Cover Crop Strategies editors assembled responses to the 2nd annual Cover Crop Benchmark Study from more than 400 U.S. growers. The analysis of the 2020 cropping year compared cover crop experience, seeding methods, variety selection and more. This is the first article in a series that will discuss the findings of the study.
Many growers responded that they are relatively new cover crop users, with 40% stating that they have less than 5 years of experience. In 2019, 42% of growers indicated that they had seeded covers for 1-5 years.

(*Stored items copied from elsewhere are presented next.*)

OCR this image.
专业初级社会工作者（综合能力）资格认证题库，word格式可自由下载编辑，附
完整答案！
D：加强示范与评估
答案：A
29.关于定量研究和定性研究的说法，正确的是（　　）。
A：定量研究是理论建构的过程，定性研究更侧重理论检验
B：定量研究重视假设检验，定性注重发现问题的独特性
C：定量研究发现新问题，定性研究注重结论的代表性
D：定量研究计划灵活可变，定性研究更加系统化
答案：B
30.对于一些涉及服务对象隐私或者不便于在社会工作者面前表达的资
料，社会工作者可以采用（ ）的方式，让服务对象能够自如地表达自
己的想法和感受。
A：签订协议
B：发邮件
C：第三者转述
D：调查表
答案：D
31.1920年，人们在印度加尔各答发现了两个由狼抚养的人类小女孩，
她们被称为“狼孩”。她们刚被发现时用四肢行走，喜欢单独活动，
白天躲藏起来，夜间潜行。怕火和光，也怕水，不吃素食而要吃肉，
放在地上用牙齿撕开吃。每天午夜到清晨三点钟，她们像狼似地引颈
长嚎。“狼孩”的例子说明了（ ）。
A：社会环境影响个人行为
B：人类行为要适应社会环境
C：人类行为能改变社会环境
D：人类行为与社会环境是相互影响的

A little more than one-third of respondents (35%) have used cover crops for 6-10 years, while only 11% have more than 2 decades of experience with covers, up slightly from the 2019 total, where 9% of growers responded that they were veteran cover crop users.
Financial incentives from local conservation districts and state departments of agriculture have encouraged more growers to try cover crops in their operations. However, it takes at least 3 years for growers to see longer-term results from using cover crops.
“You have to change your mindset if you’re going to make cover crops work,” says Bill Buessing, a grower from Axtell, Kan., who farms on 440 acres. “Implementing cover crops is a process that does not always show immediate rewards.”
In the 18 years that Buessing has been using cover crops, he has transitioned to using cover crops as forage for livestock, in addition to reducing nutrient runoff, retaining more water, slowing down wind erosion, improving weed control, building soil organic matter, recycling nutrients, and building nitrogen in the soil.
In line with last year’s survey results, 48% of growers used cover crops on less than 300 acres in 2020, while 14% of growers had 300-499 cover crop acres. Only 15% of cover crop growers implemented the practice on more than 1,000 acres, a figure that was up 4% from 2019 cropping data.
“I played with cover crops, made mistakes and it took me about 14 years to really learn how to do it successfully,” says Tom Cotter, a fourth-generation grower who farms 1,100 acres near Austin, Minn. “My ground was addicted to tillage, chemicals and fertilizers.”
By implementing cover crops, Cotter has rejuvenated his farm, increasing yields, generating more income from the same number of acres and improved the quality and health of his soils, livestock, and crops in a challenging region of the U.S.